Bangladesh seeks extended oil credit from Saudi Arabia
Cash-strapped Bangladesh asked Saudi Arabia for extended credit on oil supplies, Dhaka's foreign ministry said, as the South Asian nation grapples with dwindling foreign exchange reserves.
Saudi Arabia supplies more than half of Bangladesh's crude imports, but Bangladesh has been hit hard by the global surge in energy and food prices following Russia's invasion of Ukraine.
At the same time the taka has depreciated about 25 percent against the US dollar, driving up costs for petrol distributors and power utilities that have rippled across the rest of the economy.
Nationwide blackouts of up to 13 hours a day hit the electricity grid last year and the government offered food relief for households unable to afford rice and other staples.
In a meeting Wednesday with Riyadh's ambassador, foreign minister A.K. Abdul Momen asked Saudi Arabia to consider supplying crude and refined oil "on a deferred payment basis", the foreign ministry said in a statement.
The economic strains come with a general election due by next January.
The opposition Bangladesh Nationalist Party has blamed the government for the crisis, accusing it of squandering cash on multibillion-dollar vanity projects.
It has organised a series of rallies demanding Prime Minister Sheikh Hasina's resignation and an early poll under a neutral administration.

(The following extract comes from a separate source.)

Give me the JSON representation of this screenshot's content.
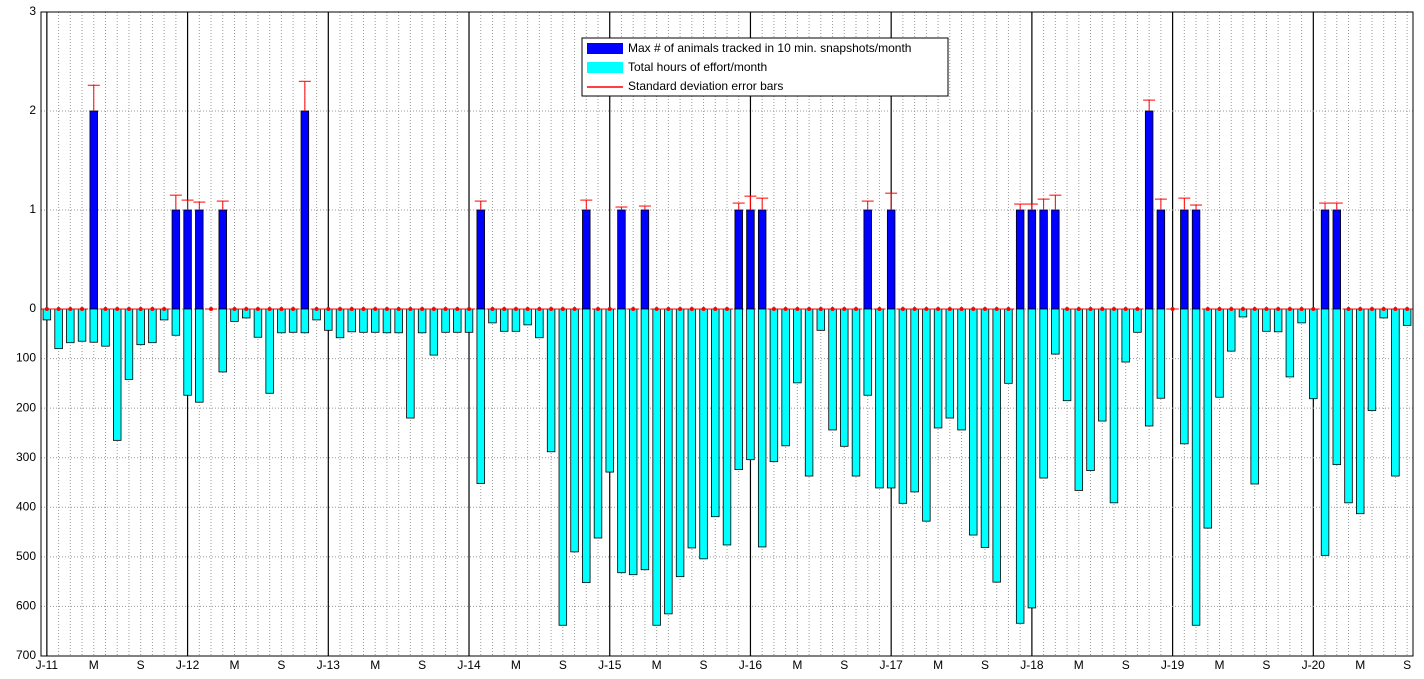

Authorities hiked retail electricity prices by five percent Tuesday, the second such increase in three weeks, while gas prices for generators were raised by an eye-watering 178 percent last month.
On Monday, the International Monetary Fund signed off on a $4.7 billion support package for Bangladesh.
The South Asian country's foreign exchange reserves have dropped from $46 billion in January last year to $32 billion at the end of last month.
Bangladesh's official inflation rate is around 8.7 percent but independent economists say the true figure is substantially higher.